Even if the reason you’re given is a big fat, “This is you, and it’s all your fault!” — it probably isn’t. And you best not internalize that and let it make you feel bad about yourself. As Eleanor Roosevelt said, “No one can make you feel inferior without your consent.” Don’t. Give. It.
3Learn from it
Often, when we don’t succeed at something, there’s a lesson to be learned. Something isn’t working. Figure out what that is. Maybe you can improve or change your tactics. If so, do your best at achieving that goal. Maybe you’re searching in the wrong places for the right things or looking for the wrong things in the right places. Mine whatever gold nuggets you can from the situation.

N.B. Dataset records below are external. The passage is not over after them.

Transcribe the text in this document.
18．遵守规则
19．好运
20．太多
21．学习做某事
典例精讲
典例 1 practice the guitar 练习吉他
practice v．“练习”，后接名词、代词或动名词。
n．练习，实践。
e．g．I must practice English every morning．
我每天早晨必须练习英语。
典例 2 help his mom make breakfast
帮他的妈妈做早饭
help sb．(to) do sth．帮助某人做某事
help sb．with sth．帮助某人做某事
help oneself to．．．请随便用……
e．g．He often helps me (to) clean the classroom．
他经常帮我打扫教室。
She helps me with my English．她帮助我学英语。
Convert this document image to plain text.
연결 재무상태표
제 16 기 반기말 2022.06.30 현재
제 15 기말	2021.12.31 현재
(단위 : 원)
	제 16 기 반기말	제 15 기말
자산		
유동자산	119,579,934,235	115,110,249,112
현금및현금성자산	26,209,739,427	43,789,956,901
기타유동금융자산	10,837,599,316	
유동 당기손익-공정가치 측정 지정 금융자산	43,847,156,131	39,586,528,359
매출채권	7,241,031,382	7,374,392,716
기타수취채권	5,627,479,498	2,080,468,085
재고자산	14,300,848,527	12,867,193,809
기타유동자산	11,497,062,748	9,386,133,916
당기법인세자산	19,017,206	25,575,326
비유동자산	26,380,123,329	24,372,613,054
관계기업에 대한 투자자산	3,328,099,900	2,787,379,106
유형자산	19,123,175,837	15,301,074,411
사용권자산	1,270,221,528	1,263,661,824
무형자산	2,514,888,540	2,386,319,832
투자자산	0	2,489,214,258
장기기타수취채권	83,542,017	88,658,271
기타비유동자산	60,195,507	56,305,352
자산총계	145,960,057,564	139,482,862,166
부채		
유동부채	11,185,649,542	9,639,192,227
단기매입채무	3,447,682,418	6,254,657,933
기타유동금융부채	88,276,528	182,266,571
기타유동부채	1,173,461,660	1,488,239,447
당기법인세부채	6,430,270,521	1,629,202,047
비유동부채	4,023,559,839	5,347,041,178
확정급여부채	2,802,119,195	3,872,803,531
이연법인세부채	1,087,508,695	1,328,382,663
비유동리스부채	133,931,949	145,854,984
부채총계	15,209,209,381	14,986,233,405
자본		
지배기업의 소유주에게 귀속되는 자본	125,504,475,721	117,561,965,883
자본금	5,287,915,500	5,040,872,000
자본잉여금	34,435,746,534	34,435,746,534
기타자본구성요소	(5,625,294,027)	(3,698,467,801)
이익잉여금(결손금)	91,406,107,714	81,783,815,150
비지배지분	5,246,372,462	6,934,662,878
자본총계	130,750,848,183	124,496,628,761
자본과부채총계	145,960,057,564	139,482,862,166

It wasn’t a waste if you learned something, if you grew from the experience. But allowing negativity from obsessing over what you may have lost or wondering how things could have been is not going to help you solve anything. Forgive yourself, if there’s a need, and keep moving forward.
4Let rejection drive you
Think Elle Woods in “Legally Blonde” after that d-bag Warner dumped her for not being smart enough. Elle dusts herself off, works her butt off to get into Harvard Law (albeit to win his heart, but still), and ends up outperforming Warner. And then she doesn’t take his sorry ass back. Bam.
Even the great J.K. Rowling has felt like a failure. When she was an unemployed single mom, she realized she had nothing to lose by doing the one thing she loved doing the most: write. And thank Dumbledore she did! Of that time, she reflected,
And then a bunch of publishers rejected Harry Potter and the Philosopher’s Stone, but she persevered, and finally got that one “YES.” So if you do get rejected— professionally, socially, romantically — know that it can get better from there. And then get to work to make that happen. Hustle. Prove your haters wrong. The worst has already happened, and you can only go up from there.
Rejection doesn’t discriminate. From CEOs, to famous actors and authors, to Nobel Peace Prize winners, to even you and me — we all face it at some point in our lives.
It’s how we handle disappointments that set us apart. A failure is only a failure if we allow it to be. Rejection, if used correctly, can serve as fuel to help us reach our greatest successes. So go forth and get rejected! Just dust yourself and get back to work after.